A net 35% of firms reported that they had increased their prices in the last three months, down from 39% last quarter. Intentions to raise prices also receded modestly, from 36% to 32%. These results are consistent with our forecast for CPI inflation to ease further from 4.7% to 4.2% in the March quarter – albeit higher than the Reserve Bank was expecting at this point.
Capacity pressures for businesses have continued to fade. The ease of finding workers remained at its highest levels since 2010, and a lack of demand is increasingly becoming the main constraint on growth.
Even so, cost increases over the last three months remained high, and expectations ticked higher again this quarter.

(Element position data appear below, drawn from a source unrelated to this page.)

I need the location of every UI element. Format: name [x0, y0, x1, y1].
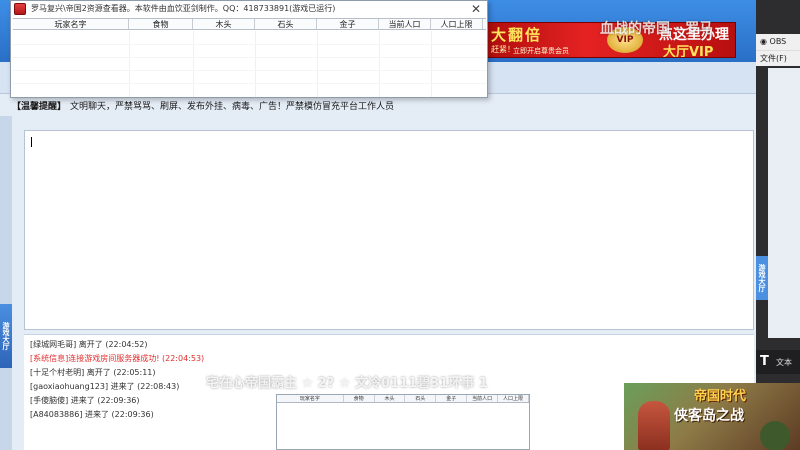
- obs-menu-file[interactable]: 文件(F): [756, 50, 800, 66]
- mini-col-gold: 金子: [436, 395, 468, 402]
- obs-preview-panel: [768, 68, 800, 338]
- resource-table-body: [13, 31, 486, 97]
- resource-table-mini: 玩家名字 食物 木头 石头 金子 当前人口 人口上限: [276, 394, 530, 450]
- col-stone[interactable]: 石头: [255, 19, 317, 29]
- banner-left-headline: 大翻倍: [491, 26, 543, 44]
- promo-title: 帝国时代: [694, 389, 747, 404]
- mini-col-popcap: 人口上限: [498, 395, 529, 402]
- col-player-name[interactable]: 玩家名字: [13, 19, 129, 29]
- banner-left-small: 赶紧！: [491, 45, 515, 54]
- obs-title: OBS: [769, 37, 787, 46]
- mini-table-body: [277, 403, 529, 450]
- stream-overlay-mid: 宅在心帝国霸主 ☆ 2? ☆ 文冷0111碧31环事 1: [206, 376, 488, 391]
- grid-line: [13, 44, 486, 45]
- col-pop-cap[interactable]: 人口上限: [431, 19, 483, 29]
- resource-viewer-window: 罗马复兴\帝国2资源查看器。本软件由血饮亚剑制作。QQ：418733891(游戏…: [10, 0, 488, 98]
- grid-line: [379, 31, 380, 97]
- grid-line: [13, 57, 486, 58]
- grid-line: [129, 31, 130, 97]
- log-line: [十足个村老明] 离开了 (22:05:11): [30, 368, 156, 377]
- grid-line: [13, 70, 486, 71]
- text-source-icon: T: [760, 354, 769, 369]
- obs-title-bar: ◉ OBS: [756, 34, 800, 50]
- log-line: [手傻脑傻] 进来了 (22:09:36): [30, 396, 140, 405]
- col-food[interactable]: 食物: [129, 19, 193, 29]
- grid-line: [193, 31, 194, 97]
- text-source-label: 文本: [776, 358, 792, 367]
- mini-col-stone: 石头: [405, 395, 437, 402]
- mini-col-player: 玩家名字: [277, 395, 344, 402]
- resource-table: 玩家名字 食物 木头 石头 金子 当前人口 人口上限: [13, 18, 486, 97]
- close-icon[interactable]: ✕: [469, 1, 483, 17]
- mini-col-wood: 木头: [375, 395, 406, 402]
- resource-table-header: 玩家名字 食物 木头 石头 金子 当前人口 人口上限: [13, 19, 486, 30]
- notice-text: 文明聊天，严禁骂骂、刷屏、发布外挂、病毒、广告！严禁模仿冒充平台工作人员: [70, 102, 395, 112]
- banner-subtext: 立即开启尊贵会员: [513, 47, 569, 55]
- grid-line: [255, 31, 256, 97]
- col-wood[interactable]: 木头: [193, 19, 255, 29]
- stream-overlay-top: 血战的帝国 · 罗马: [600, 21, 714, 37]
- game-lobby-side-tab[interactable]: 游戏大厅: [0, 304, 12, 368]
- viewer-title: 罗马复兴\帝国2资源查看器。本软件由血饮亚剑制作。QQ：418733891(游戏…: [31, 4, 336, 13]
- chat-input-area[interactable]: [24, 130, 754, 330]
- notice-bar: 【温馨提醒】 文明聊天，严禁骂骂、刷屏、发布外挂、病毒、广告！严禁模仿冒充平台工作…: [12, 98, 756, 116]
- log-line: [gaoxiaohuang123] 进来了 (22:08:43): [30, 382, 180, 391]
- grid-line: [431, 31, 432, 97]
- app-icon: [14, 3, 26, 15]
- game-promo-image[interactable]: 帝国时代 侠客岛之战: [624, 383, 800, 450]
- promo-background-figure: [760, 421, 790, 450]
- obs-game-lobby-tab[interactable]: 游戏大厅: [756, 256, 768, 300]
- text-caret: [31, 137, 32, 147]
- obs-source-text[interactable]: T 文本: [756, 350, 800, 374]
- log-line-system: [系统信息]连接游戏房间服务器成功! (22:04:53): [30, 354, 205, 363]
- promo-subtitle: 侠客岛之战: [674, 408, 744, 424]
- mini-col-food: 食物: [344, 395, 375, 402]
- log-line: [绿城网毛哥] 离开了 (22:04:52): [30, 340, 148, 349]
- mini-table-header: 玩家名字 食物 木头 石头 金子 当前人口 人口上限: [277, 395, 529, 403]
- viewer-title-bar[interactable]: 罗马复兴\帝国2资源查看器。本软件由血饮亚剑制作。QQ：418733891(游戏…: [11, 1, 487, 17]
- col-gold[interactable]: 金子: [317, 19, 379, 29]
- col-current-pop[interactable]: 当前人口: [379, 19, 431, 29]
- mini-col-pop: 当前人口: [467, 395, 499, 402]
- obs-icon: ◉: [760, 37, 770, 46]
- promo-warrior-figure: [638, 401, 670, 450]
- banner-right-sub: 大厅VIP: [663, 45, 714, 58]
- left-rail: [0, 116, 12, 450]
- log-line: [A84083886] 进来了 (22:09:36): [30, 410, 154, 419]
- notice-tag: 【温馨提醒】: [12, 102, 67, 112]
- grid-line: [317, 31, 318, 97]
- grid-line: [13, 83, 486, 84]
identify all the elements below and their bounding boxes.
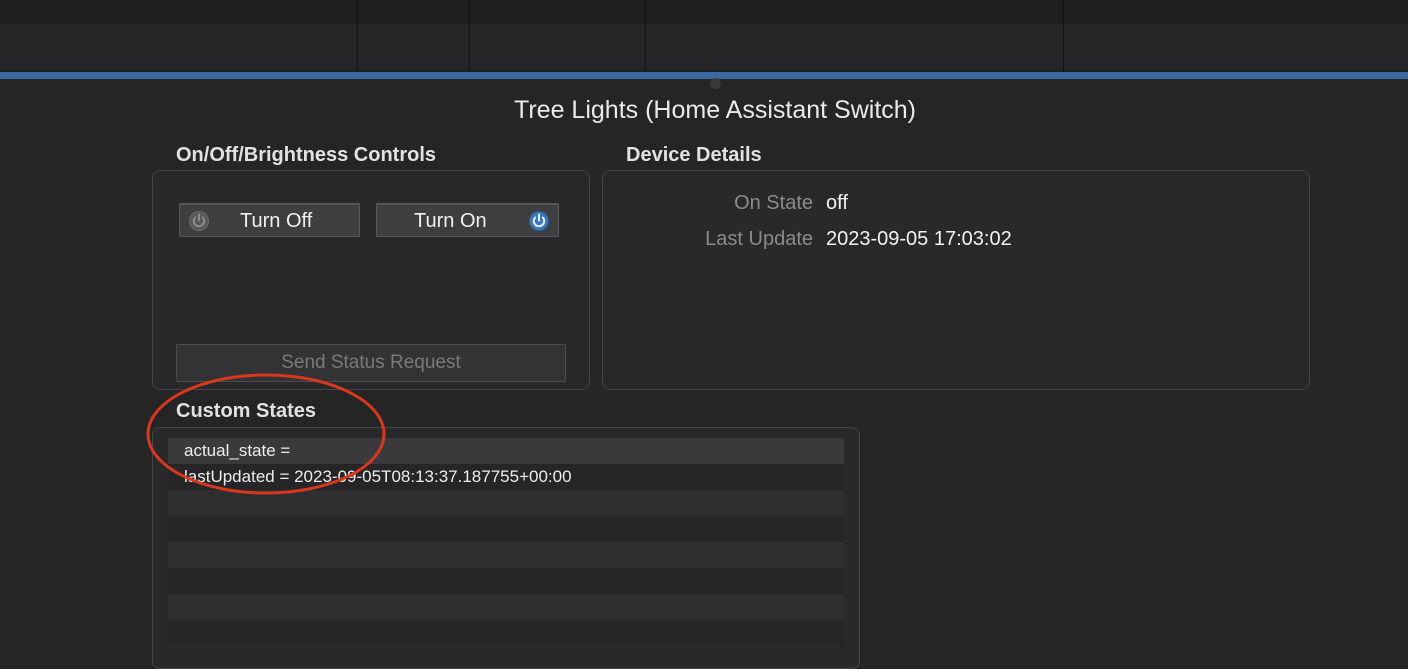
custom-states-label: Custom States [176, 400, 317, 422]
column-divider [357, 0, 358, 72]
turn-on-button[interactable]: Turn On [376, 203, 559, 237]
last-update-value: 2023-09-05 17:03:02 [826, 228, 1012, 250]
list-item[interactable] [168, 594, 844, 620]
on-state-value: off [826, 192, 848, 214]
turn-on-label: Turn On [414, 210, 487, 232]
custom-states-list[interactable]: actual_state = lastUpdated = 2023-09-05T… [168, 438, 844, 650]
column-divider [1063, 0, 1064, 72]
selected-row-highlight[interactable] [0, 72, 1408, 79]
column-divider [645, 0, 646, 72]
turn-off-label: Turn Off [240, 210, 313, 232]
list-item[interactable]: actual_state = [168, 438, 844, 464]
details-group-label: Device Details [626, 144, 762, 166]
device-table[interactable] [0, 0, 1408, 72]
list-item[interactable] [168, 542, 844, 568]
column-divider [469, 0, 470, 72]
table-row[interactable] [0, 0, 1408, 24]
power-off-icon [189, 211, 209, 231]
on-state-label: On State [734, 192, 813, 214]
list-item[interactable] [168, 516, 844, 542]
list-item[interactable] [168, 490, 844, 516]
power-on-icon [529, 211, 549, 231]
table-row[interactable] [0, 24, 1408, 70]
list-item[interactable] [168, 568, 844, 594]
list-item[interactable]: lastUpdated = 2023-09-05T08:13:37.187755… [168, 464, 844, 490]
split-view-handle[interactable] [710, 78, 721, 89]
list-item[interactable] [168, 620, 844, 646]
send-status-request-button[interactable]: Send Status Request [176, 344, 566, 382]
turn-off-button[interactable]: Turn Off [179, 203, 360, 237]
controls-group-label: On/Off/Brightness Controls [176, 144, 436, 166]
device-title: Tree Lights (Home Assistant Switch) [514, 96, 916, 124]
last-update-label: Last Update [705, 228, 813, 250]
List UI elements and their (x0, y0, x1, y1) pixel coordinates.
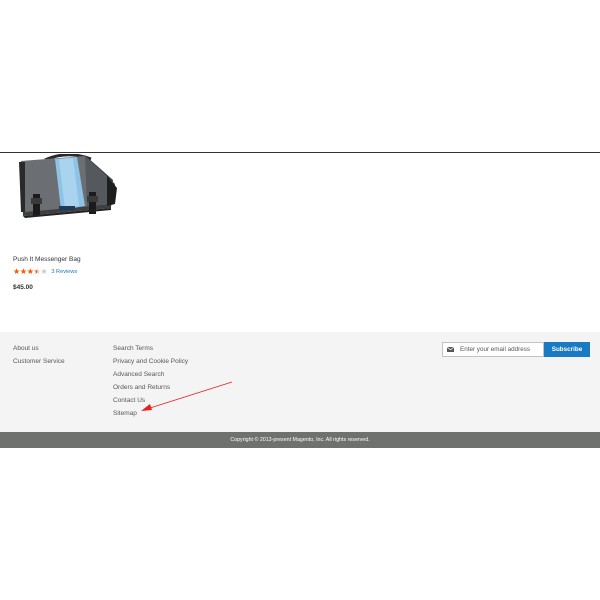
footer-links-middle: Search Terms Privacy and Cookie Policy A… (113, 342, 188, 420)
footer-link-sitemap[interactable]: Sitemap (113, 410, 137, 417)
rating-stars-filled: ★★★★★ (13, 267, 37, 276)
footer-link-item: Contact Us (113, 394, 188, 407)
footer-link-item: Sitemap (113, 407, 188, 420)
rating-summary: ★★★★★ ★★★★★ 3 Reviews (13, 267, 77, 277)
subscribe-button[interactable]: Subscribe (544, 342, 590, 357)
newsletter-field (442, 342, 544, 357)
footer-link-about-us[interactable]: About us (13, 345, 39, 352)
footer-link-privacy-policy[interactable]: Privacy and Cookie Policy (113, 358, 188, 365)
footer-link-customer-service[interactable]: Customer Service (13, 358, 65, 365)
newsletter-form: Subscribe (442, 342, 590, 357)
rating-stars: ★★★★★ ★★★★★ (13, 267, 48, 277)
footer-link-item: Orders and Returns (113, 381, 188, 394)
reviews-link[interactable]: 3 Reviews (51, 269, 77, 275)
footer-link-search-terms[interactable]: Search Terms (113, 345, 153, 352)
page: Push It Messenger Bag ★★★★★ ★★★★★ 3 Revi… (0, 0, 600, 600)
footer-link-item: Advanced Search (113, 368, 188, 381)
copyright-text: Copyright © 2013-present Magento, Inc. A… (230, 437, 370, 443)
footer-link-contact-us[interactable]: Contact Us (113, 397, 145, 404)
content-divider (0, 152, 600, 153)
footer-link-advanced-search[interactable]: Advanced Search (113, 371, 164, 378)
footer-links-left: About us Customer Service (13, 342, 65, 368)
footer: About us Customer Service Search Terms P… (0, 332, 600, 432)
newsletter-email-input[interactable] (460, 344, 540, 355)
footer-link-item: About us (13, 342, 65, 355)
copyright-bar: Copyright © 2013-present Magento, Inc. A… (0, 432, 600, 448)
annotation-arrow (141, 381, 233, 411)
footer-link-item: Customer Service (13, 355, 65, 368)
product-name-link[interactable]: Push It Messenger Bag (13, 256, 81, 263)
product-price: $45.00 (13, 284, 33, 291)
messenger-bag-image[interactable] (15, 154, 119, 224)
footer-link-item: Search Terms (113, 342, 188, 355)
footer-link-item: Privacy and Cookie Policy (113, 355, 188, 368)
footer-link-orders-returns[interactable]: Orders and Returns (113, 384, 170, 391)
mail-icon (447, 347, 454, 352)
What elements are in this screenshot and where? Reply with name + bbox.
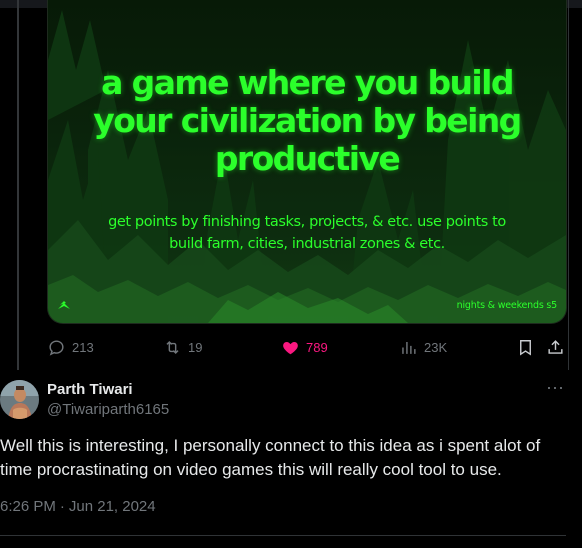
timestamp-separator: ·	[59, 498, 65, 515]
post-media-image[interactable]: a game where you build your civilization…	[47, 0, 567, 324]
divider	[0, 535, 566, 536]
reply-icon	[49, 339, 64, 356]
like-count: 789	[306, 339, 328, 355]
bookmark-icon	[520, 339, 531, 356]
author-handle[interactable]: @Tiwariparth6165	[47, 401, 169, 418]
author-name[interactable]: Parth Tiwari	[47, 381, 133, 398]
views-button[interactable]: 23K	[399, 333, 447, 361]
reply-count: 213	[72, 339, 94, 355]
media-headline: a game where you build your civilization…	[48, 64, 566, 178]
headline-line: a game where you build	[101, 63, 514, 102]
heart-filled-icon	[283, 341, 298, 354]
views-chart-icon	[402, 341, 416, 354]
post-date: Jun 21, 2024	[68, 498, 156, 515]
post-action-bar: 213 19 789 23K	[47, 333, 572, 361]
subline-line: build farm, cities, industrial zones & e…	[169, 236, 445, 252]
headline-line: productive	[214, 139, 401, 178]
bookmark-button[interactable]	[516, 333, 535, 361]
avatar-photo	[0, 380, 39, 419]
brand-logo-icon	[58, 301, 70, 309]
views-count: 23K	[424, 339, 448, 355]
column-border	[568, 0, 569, 370]
brand-label: nights & weekends s5	[456, 300, 558, 311]
share-icon	[548, 339, 563, 354]
repost-icon	[166, 340, 179, 354]
thread-line	[17, 0, 19, 370]
reply-post[interactable]: Parth Tiwari @Tiwariparth6165 ··· Well t…	[0, 370, 582, 548]
more-options-icon[interactable]: ···	[540, 378, 570, 400]
post-timestamp[interactable]: 6:26 PM · Jun 21, 2024	[0, 498, 156, 515]
reply-text: Well this is interesting, I personally c…	[0, 436, 541, 479]
share-button[interactable]	[546, 333, 565, 361]
repost-button[interactable]: 19	[163, 333, 202, 361]
reply-button[interactable]: 213	[47, 333, 94, 361]
media-subline: get points by finishing tasks, projects,…	[48, 211, 566, 255]
avatar[interactable]	[0, 380, 39, 419]
headline-line: your civilization by being	[93, 101, 522, 140]
repost-count: 19	[188, 339, 203, 355]
subline-line: get points by finishing tasks, projects,…	[108, 214, 506, 230]
like-button[interactable]: 789	[281, 333, 328, 361]
post-time: 6:26 PM	[0, 498, 56, 515]
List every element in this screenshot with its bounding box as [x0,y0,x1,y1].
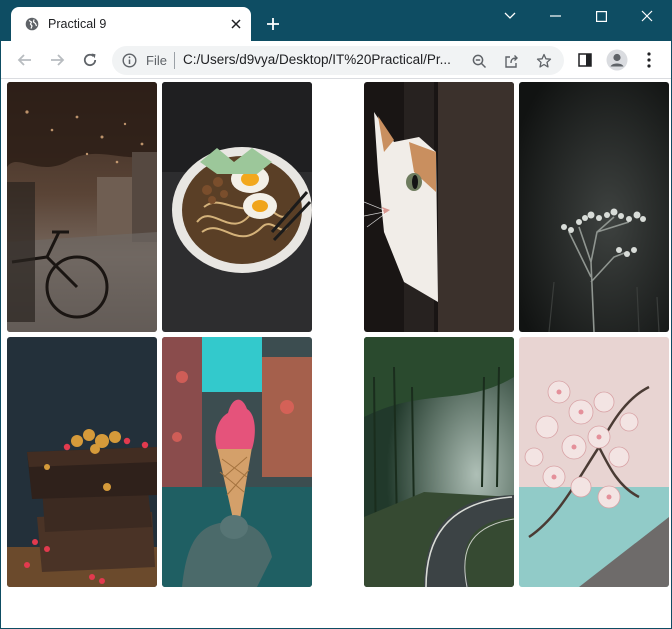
zoom-icon[interactable] [470,52,488,70]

Our discussions with businesses have revealed concerns about costs such as a sharp rise in council rates and a potential rebound in shipping costs.
Today’s survey provides mixed messages for the Reserve Bank. On one hand, higher interest rates are clearly continuing to have a braking effect on activity. However, the fact that inflation is receding only slowly will remain a concern. We think the RBNZ will be looking for more reassurance from the upcoming CPI and labour market reports before they consider signalling an earlier start to OCR cuts.